Another potential technology that would enable the monitoring of methadone dosing outside of the OTP is the electronic pillbox. These wireless boxes contain as many as 28 medication cells that can be unlocked individually and remotely. Patients and providers mutually agree on an appropriate window of time for unlocking the cells, and providers are electronically alerted to both expected (i.e., patient removing the medication and replacing the pill cup as intended) and unexpected activity (i.e., missing a dose or tampering with the box) that occurs outside of that window. The boxes rely on a built-in micro cell phone that connects to the manufacturer’s monitoring station and, thus, operates independently of the patients’ cellular or internet services. These locking devices address some concerns about the safe storage of take-home methadone doses.

Trials carried out during the COVID-19 pandemic demonstrated that electronic pillboxes were generally well-received by patients, supported adherence, and were effective for reducing diversion and misuse risk—evidenced by few instances of box tampering and rare indications that doses were taken outside of the agreed-upon times. This allowed providers to “adequately manage patients who would not otherwise qualify for large quantities of take-home methadone.” Despite the general success of this approach, some patients found the boxes too large (trial boxes were 14” by 11” by 2” and weighed 5.5 pounds empty) and struggled with technical issues.
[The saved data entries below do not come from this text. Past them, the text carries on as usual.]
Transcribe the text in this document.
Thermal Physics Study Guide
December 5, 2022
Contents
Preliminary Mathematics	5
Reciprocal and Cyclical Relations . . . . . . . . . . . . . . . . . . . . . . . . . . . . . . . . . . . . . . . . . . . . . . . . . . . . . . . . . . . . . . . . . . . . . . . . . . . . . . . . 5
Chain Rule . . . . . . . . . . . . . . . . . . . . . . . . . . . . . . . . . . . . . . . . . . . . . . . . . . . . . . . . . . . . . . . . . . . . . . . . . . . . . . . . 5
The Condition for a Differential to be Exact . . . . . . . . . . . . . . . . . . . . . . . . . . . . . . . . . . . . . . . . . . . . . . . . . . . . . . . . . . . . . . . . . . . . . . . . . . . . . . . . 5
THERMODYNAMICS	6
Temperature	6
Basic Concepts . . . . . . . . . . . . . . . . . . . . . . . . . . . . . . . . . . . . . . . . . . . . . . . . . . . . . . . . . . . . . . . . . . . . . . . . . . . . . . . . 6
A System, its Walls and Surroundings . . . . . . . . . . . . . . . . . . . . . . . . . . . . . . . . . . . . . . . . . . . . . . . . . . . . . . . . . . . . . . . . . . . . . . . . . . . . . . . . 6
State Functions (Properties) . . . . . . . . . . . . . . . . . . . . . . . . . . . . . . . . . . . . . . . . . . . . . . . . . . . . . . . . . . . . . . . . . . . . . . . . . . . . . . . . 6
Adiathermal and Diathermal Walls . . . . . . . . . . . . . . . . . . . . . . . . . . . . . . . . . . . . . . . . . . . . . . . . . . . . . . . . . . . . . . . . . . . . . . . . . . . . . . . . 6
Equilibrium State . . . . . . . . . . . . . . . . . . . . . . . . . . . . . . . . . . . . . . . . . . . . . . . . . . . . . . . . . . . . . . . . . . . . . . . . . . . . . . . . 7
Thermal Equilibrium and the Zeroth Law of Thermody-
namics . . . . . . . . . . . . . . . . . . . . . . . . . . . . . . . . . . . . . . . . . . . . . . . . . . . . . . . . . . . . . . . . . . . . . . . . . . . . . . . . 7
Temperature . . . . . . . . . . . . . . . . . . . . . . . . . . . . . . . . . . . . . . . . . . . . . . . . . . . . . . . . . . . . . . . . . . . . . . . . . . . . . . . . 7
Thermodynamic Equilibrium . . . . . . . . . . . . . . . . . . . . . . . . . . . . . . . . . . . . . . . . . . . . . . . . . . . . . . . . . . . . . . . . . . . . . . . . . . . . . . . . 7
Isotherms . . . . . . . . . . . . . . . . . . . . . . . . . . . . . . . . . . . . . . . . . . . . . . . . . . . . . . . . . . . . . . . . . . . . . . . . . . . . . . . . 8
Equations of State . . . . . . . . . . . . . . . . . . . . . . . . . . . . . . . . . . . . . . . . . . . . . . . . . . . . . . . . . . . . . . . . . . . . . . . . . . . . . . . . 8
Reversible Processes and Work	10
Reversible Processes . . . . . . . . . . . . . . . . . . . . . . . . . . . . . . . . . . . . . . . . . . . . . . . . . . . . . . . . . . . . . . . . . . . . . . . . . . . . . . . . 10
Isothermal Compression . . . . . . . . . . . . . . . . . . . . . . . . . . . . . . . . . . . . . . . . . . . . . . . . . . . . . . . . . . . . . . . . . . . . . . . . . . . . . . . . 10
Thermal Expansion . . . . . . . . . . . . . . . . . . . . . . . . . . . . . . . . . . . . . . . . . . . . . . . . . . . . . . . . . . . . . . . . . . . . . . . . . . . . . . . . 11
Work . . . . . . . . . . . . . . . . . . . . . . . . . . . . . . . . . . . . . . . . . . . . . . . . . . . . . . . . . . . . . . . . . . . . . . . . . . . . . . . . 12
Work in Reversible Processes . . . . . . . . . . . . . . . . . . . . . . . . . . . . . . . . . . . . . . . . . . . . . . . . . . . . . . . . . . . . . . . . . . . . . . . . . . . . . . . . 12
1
In addition, because dosing is not directly observed, adherence cannot be guaranteed, which is a potential limitation that could be relevant to expanding doses for less stable patients.  

Combined

A third strategy for supporting expanded access to take-home methadone via remote observation or monitoring combined video observations with the electronic pillboxes. This approach is likely overkill for most methadone patients, but it could offer a solution for individuals who are not yet stable but face excessive barriers to reaching an in-person site to take their medication. A 2016-2018 trial of this combined approach found that patients adhered well to the protocol, with minimal evidence of nonadherence or diversion attempts. Furthermore, 98 percent of participants were still in treatment after 12 months, and the vast majority saved time and money on reduced transit to OTPs and were better able to participate in work, family, and other “prosocial” activities.

Conclusion

The United States’ persistent overdose crisis is driving a growing push for better access to methadone—one of the most effective evidence-based treatments for OUD. U.S. policy is slowly moving toward a more patient-centered approach to OUD, presenting an opportunity for providers to embrace novel tools. Resources that facilitate monitored dosing of the medication outside of OTPs could improve the patient experience while alleviating concerns about adherence, misuse, and diversion.